The man flicked the reins of the horse. As it turned away I looked back; my father knelt and clutched my sobbing brother to his chest. He looked up at me with glistening eyes: "I'm sorry. Please forgive me, my son."

Mother took a step towards me as we started away, but my father placed a hand on her sleeve and she stopped. Her mouth opened slightly and she inhaled sharply, staring, then they were gone. I squinted, but they had drowned in the glare of the morning sun.

I buried my face in the horse's mane and wept quietly. The breeze danced around my ears, carrying the sounds of twittering creatures and the fall of hooves on the forest floor.

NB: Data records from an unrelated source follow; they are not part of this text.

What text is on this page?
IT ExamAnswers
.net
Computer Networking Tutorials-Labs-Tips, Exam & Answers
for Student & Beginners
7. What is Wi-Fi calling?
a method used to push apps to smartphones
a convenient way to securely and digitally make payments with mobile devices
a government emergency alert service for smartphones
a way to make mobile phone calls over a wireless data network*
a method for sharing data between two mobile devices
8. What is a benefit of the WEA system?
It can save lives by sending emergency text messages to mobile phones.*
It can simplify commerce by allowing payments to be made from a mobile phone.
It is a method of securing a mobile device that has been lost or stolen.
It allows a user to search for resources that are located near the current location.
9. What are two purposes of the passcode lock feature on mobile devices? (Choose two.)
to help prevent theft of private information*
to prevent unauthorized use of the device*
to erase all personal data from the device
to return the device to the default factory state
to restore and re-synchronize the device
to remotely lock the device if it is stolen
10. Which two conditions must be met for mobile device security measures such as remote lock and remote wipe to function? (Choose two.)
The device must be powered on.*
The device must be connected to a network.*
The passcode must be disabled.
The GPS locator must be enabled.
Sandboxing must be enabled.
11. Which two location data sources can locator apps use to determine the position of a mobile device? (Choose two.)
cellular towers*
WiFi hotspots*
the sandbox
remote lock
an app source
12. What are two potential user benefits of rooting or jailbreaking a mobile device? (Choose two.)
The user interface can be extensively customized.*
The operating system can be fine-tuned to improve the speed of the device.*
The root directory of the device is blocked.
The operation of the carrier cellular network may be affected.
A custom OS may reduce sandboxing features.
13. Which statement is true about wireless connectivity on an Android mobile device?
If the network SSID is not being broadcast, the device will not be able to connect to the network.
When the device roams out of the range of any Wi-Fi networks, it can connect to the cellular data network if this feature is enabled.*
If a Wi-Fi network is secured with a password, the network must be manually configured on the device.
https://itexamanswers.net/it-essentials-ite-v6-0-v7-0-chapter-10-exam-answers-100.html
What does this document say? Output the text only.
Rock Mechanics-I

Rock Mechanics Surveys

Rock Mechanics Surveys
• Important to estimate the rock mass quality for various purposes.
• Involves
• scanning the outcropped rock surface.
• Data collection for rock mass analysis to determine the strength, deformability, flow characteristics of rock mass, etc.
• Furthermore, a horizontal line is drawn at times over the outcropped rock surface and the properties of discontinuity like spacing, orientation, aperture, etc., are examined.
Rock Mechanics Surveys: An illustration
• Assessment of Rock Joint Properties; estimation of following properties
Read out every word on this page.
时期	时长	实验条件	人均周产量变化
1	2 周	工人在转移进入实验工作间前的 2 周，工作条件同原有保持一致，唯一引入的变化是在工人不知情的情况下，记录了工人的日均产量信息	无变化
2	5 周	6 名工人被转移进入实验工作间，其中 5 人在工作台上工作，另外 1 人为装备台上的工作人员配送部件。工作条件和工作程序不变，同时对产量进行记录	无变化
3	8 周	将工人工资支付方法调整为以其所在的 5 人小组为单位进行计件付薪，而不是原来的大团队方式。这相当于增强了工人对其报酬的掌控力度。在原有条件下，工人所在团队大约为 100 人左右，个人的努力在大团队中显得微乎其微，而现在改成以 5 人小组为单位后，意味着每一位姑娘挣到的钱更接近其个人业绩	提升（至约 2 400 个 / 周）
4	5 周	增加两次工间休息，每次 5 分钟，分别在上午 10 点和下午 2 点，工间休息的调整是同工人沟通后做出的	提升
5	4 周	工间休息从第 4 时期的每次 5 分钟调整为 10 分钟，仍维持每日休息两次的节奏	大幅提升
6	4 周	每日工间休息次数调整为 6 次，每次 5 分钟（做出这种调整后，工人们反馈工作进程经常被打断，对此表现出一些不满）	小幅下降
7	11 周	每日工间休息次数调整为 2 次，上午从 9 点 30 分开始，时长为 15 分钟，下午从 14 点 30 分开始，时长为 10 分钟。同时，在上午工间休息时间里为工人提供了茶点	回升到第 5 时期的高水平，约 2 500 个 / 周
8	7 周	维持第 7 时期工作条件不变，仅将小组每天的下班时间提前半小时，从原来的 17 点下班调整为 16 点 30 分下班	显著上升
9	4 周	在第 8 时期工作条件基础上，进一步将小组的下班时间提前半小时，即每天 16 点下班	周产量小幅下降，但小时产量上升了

I don't know how long we were riding. I remember trees, dandelion seeds sailing on the wind like fireflies, flat stone walls, sentinel columns and a sea, green with ambiguity. I was taken down a cliff to a small boat and rowed to a cave. It opened out into a building, where at length I was led to a small, upright stone coffin.

One of my captors locked me in as the others, still wordless and anonymous, surrounded me. He stepped back, muttered "it is done," and without further ceremony they all turned and left.

After their footsteps faded, it was quiet for a long time. Nothing but distant whispers of ocean, and walls remembering trampled futures.

Hours later, something shifted and my coffin toppled over, releasing me. I woke on a tiled floor, surrounded by stone walls rising to a vaulted ceiling. The walls were full of coffins, just like mine. Empty, just like mine. The air was dry, cool and old. I couldn't see the sun. The wind fluted over broken windows.

I ran for a long time, but I couldn't find a way out. I don't know who lives here but I know I'm not welcome. I can feel them watching.

You know where I found you. I freed you, and now we share a prison of stone, wood and decay. This place has trapped us for an age.

I do not understand your power, your words, or why you are here. I do feel that you are as alone as I, and I know that we cannot escape alone. We are our family now.

Please. Take my hand.

This was a 1000-word-limit writing exercise, loosely-themed 'House', but really is a small tribute to this beautiful little game.